Privacy-oriented payments focused cryptocurrency Dash underwent a ‘sought-of’ attack following a flurry of small transactions totaling almost 1 million 1 input/1 output transactions with a fee just higher than 1 duff per byte. The transactions were unanticipated which led most in the community to suspect an attack but no one knows for sure. According to the Dash Core developers, it could either be an attempted attack or a developer outside the Dash Community who was conducting a stress test. Either way, it wreaked havoc to the network with several legitimate transactions going unconfirmed for several hours.
Following this attack, the Dash Core Group conducted an impromptu investigation to understand the nature of the ‘attack’ and has released a series of discoveries. On Friday, the DCG released a patch for the Dash software to help address the vulnerabilities that could have allowed the attacker to cause the network hog. Here are some of the things that DCG discovered about its network:
- Some pools are capped at 1MB blocks – several mining pools on the Dash network had implemented 1MB transaction size limits which led to the freeze following the flurry of transactions that the network experienced on the 7th.
- Some pools seem not to be emptying the mempool and are producing near-empty blocks – mining pools seemed to prioritize the low size and low transactions that were being conducted by the ‘attacker’ while several of the legitimate transactions were getting stuck in the mempool.
- Some Masternodes crashed due to not having enough storage space – due to the significant transaction surge, several master nodes hit their storage space limits of about 15-20 GBs as they had to save the InstantSend (IS) Locks for every transaction. This led to some of them crashing due to maxing out space limits.
- Some Masternodes banned other Masternodes under high load when on the brink of a new quorum becoming active – similar to the previous point, as some master nodes crashed few that did not have space limits were left to function under increased stress that led to node burnouts. As explained by the DCG “this issue resulted in some blocks not receiving a ChainLock and some transactions not receiving IS Locks.”
- Some user transactions did not get included in a block rapidly since they used the default fee – users of the default Dash Core Wallet had their transactions during the ‘attack’ stuck in the mempool as the transactions were being sent without adjustment to the network traffic requirements.
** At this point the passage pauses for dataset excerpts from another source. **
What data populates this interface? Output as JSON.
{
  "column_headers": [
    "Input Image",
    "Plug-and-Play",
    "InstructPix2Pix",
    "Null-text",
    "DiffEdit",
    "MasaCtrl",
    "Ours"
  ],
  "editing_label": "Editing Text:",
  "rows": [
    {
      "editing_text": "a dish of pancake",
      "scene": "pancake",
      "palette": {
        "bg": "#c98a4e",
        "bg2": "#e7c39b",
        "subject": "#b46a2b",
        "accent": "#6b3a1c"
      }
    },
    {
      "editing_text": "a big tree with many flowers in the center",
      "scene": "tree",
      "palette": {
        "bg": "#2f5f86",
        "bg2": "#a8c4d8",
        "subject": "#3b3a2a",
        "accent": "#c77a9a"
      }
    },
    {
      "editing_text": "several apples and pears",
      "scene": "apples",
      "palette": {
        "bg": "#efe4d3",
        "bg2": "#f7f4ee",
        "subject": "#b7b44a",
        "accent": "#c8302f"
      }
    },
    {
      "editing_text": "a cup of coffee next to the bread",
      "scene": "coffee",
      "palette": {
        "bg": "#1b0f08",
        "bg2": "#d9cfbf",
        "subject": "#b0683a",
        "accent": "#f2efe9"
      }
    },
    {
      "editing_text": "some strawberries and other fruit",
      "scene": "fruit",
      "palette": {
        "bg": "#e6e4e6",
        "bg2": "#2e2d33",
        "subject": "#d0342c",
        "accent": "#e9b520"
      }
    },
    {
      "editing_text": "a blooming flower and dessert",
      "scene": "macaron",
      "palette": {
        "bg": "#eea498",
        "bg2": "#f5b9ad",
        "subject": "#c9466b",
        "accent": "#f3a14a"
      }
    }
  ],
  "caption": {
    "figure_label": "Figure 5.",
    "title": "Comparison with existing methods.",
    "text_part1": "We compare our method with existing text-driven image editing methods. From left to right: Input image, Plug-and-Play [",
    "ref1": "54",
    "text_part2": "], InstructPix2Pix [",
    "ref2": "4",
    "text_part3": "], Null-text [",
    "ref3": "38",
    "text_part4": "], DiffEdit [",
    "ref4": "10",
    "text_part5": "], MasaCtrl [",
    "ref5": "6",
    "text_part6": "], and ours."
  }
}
The new update, released on Friday by the DCG will help address most of these concerns and here’s a run-down of the fixes present in the Dash Core v.0.14.0.3.
- Database space usage improvements
- DKG and LLMQ signing failures fixed
- Signed binaries for Windows
- MacOS: disable AppNap during sync and mixing
- New RPC command: quorum memberof <proTxHash>
- More information about the number of InstantSend locks
No losses were reported after the attack was addressed last week but the core developers had a rude awakening work on the network to ensure that such an attack does not repeat in the future. Depending on how you look at it, this could have been a white hacker forcing the DCG to innovate and build a more secure network or a botched attempt at causing havoc. Either way, the network is more secure now than it was before the attack but there is still room for improvements.